2006 Mexican film by Guillermo del Toro that tells the story of a little girl, Ofelia, who is moving to her new home in the mansion/compound of the monstrous Captain Vidal. Ofelia's mother was a worker at the Captain's factory when he fell for her and, after the death of Ofelia's father, they got together. From the first moment she walks onto the property, odd things start to happen and soon she realizes that there is a magical world all around the compound that seems to have been waiting on her for centuries. The magical beings, namely a faun, claim she is the princess of their kingdom and that their kingdom is in disrepair because she's been missing. Set in Franco's Spain, this movie has a side story going on, concerning the Captain and his mission to rid the area of rebels. Then there's the side story of the rebels themself. Then there's the side story of the cook at the compound who is aiding the rebels. And the one about the doctor who's doing the same. And the Captain's backstory and...well, you get the picture. This movie is visually stunning. Just totally amazing. The performances are pretty strong too and I love love love a good fantasy flick. The problem is the story is too scattered. There are too many characters getting too much focus. In the end, many juicy bits of story get neglected, while other superfluous bits get fleshed out. What results is a lack of much engaging or memorable story development. I left the movie feeling that it was neat, but not caring much at all about the characters or the story. No emotional resonance, in other words. I also feel like the fantasy aspect of the movie was too lean altogether. When she heads off into the magical world with it's mythic creatures and daring missions, I was loving the movie.
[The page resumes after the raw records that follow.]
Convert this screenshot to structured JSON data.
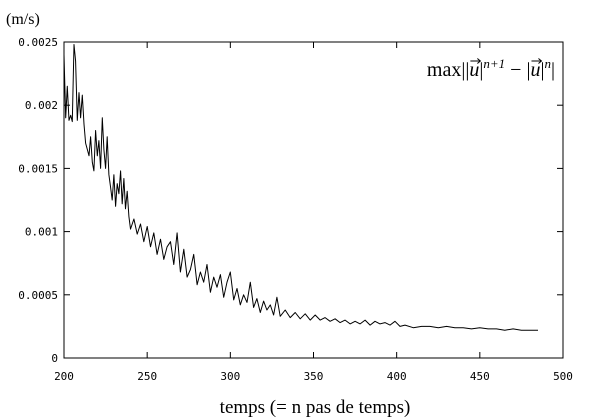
{
  "chart_data": {
    "type": "line",
    "unit_label": "(m/s)",
    "xlabel": "temps  (= n pas de temps)",
    "ylabel": "",
    "xlim": [
      200,
      500
    ],
    "ylim": [
      0,
      0.0025
    ],
    "x_ticks": [
      "200",
      "250",
      "300",
      "350",
      "400",
      "450",
      "500"
    ],
    "y_ticks": [
      "0",
      "0.0005",
      "0.001",
      "0.0015",
      "0.002",
      "0.0025"
    ],
    "legend": {
      "prefix": "max",
      "expression_parts": [
        "||",
        "u",
        "|",
        "n+1",
        " − |",
        "u",
        "|",
        "n",
        "|"
      ],
      "placement": "top-right"
    },
    "grid": false,
    "series": [
      {
        "name": "max||u|^{n+1} − |u|^{n}|",
        "x": [
          200,
          201,
          202,
          203,
          204,
          205,
          206,
          207,
          208,
          209,
          210,
          211,
          212,
          213,
          214,
          215,
          216,
          217,
          218,
          219,
          220,
          221,
          222,
          223,
          224,
          225,
          226,
          227,
          228,
          229,
          230,
          231,
          232,
          233,
          234,
          235,
          236,
          237,
          238,
          239,
          240,
          242,
          244,
          246,
          248,
          250,
          252,
          254,
          256,
          258,
          260,
          262,
          264,
          266,
          268,
          270,
          272,
          274,
          276,
          278,
          280,
          282,
          284,
          286,
          288,
          290,
          292,
          294,
          296,
          298,
          300,
          302,
          304,
          306,
          308,
          310,
          312,
          314,
          316,
          318,
          320,
          322,
          324,
          326,
          328,
          330,
          333,
          336,
          339,
          342,
          345,
          348,
          351,
          354,
          357,
          360,
          363,
          366,
          369,
          372,
          375,
          378,
          381,
          384,
          387,
          390,
          393,
          396,
          399,
          402,
          405,
          410,
          415,
          420,
          425,
          430,
          435,
          440,
          445,
          450,
          455,
          460,
          465,
          470,
          475,
          480,
          485
        ],
        "values": [
          0.0024,
          0.0019,
          0.00215,
          0.00188,
          0.00192,
          0.00187,
          0.00248,
          0.00235,
          0.00188,
          0.0021,
          0.0019,
          0.00208,
          0.00185,
          0.0017,
          0.00165,
          0.0016,
          0.00175,
          0.00155,
          0.00148,
          0.0018,
          0.0016,
          0.00172,
          0.0015,
          0.0019,
          0.00165,
          0.0015,
          0.00175,
          0.00145,
          0.00135,
          0.00125,
          0.00145,
          0.0012,
          0.00138,
          0.0013,
          0.00148,
          0.00122,
          0.00142,
          0.00118,
          0.00132,
          0.00112,
          0.00102,
          0.0011,
          0.00098,
          0.00106,
          0.00092,
          0.00104,
          0.00088,
          0.00099,
          0.00082,
          0.00094,
          0.00078,
          0.00088,
          0.00092,
          0.00074,
          0.00099,
          0.00068,
          0.00086,
          0.00064,
          0.0007,
          0.00082,
          0.00058,
          0.00068,
          0.0006,
          0.00074,
          0.00052,
          0.00064,
          0.00056,
          0.00066,
          0.00048,
          0.0006,
          0.00068,
          0.00046,
          0.00055,
          0.00042,
          0.0005,
          0.00044,
          0.0006,
          0.0004,
          0.00047,
          0.00036,
          0.00045,
          0.00038,
          0.00042,
          0.00034,
          0.00048,
          0.00033,
          0.00038,
          0.00032,
          0.00036,
          0.00031,
          0.00035,
          0.0003,
          0.00034,
          0.0003,
          0.00032,
          0.00029,
          0.00031,
          0.00028,
          0.0003,
          0.00027,
          0.00029,
          0.00027,
          0.0003,
          0.00026,
          0.00029,
          0.00027,
          0.00028,
          0.00026,
          0.00029,
          0.00025,
          0.00026,
          0.00024,
          0.00025,
          0.00025,
          0.00024,
          0.00025,
          0.00024,
          0.00024,
          0.00023,
          0.00024,
          0.00023,
          0.00023,
          0.00022,
          0.00023,
          0.00022,
          0.00022,
          0.00022
        ]
      }
    ]
  }
}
I also thought it was the most effective aspect of del Toro's storytelling. In the fantasy bits, the viewer comes to understand more clearly that Ofelia is trying to escape the wretched Captain and his world, that she's trying to do what's right to restore her kingdom, namely her family, before it goes from mere disrepair to ruins. In other words, it's good stuff, but instead time is wasted on things like dinner parties and interrogations of rebels. Snooze. Interesting movie, with amazing visuals and a great lead performance by the very young Ivana Baquero, but in the end it was spread too thin to win me over.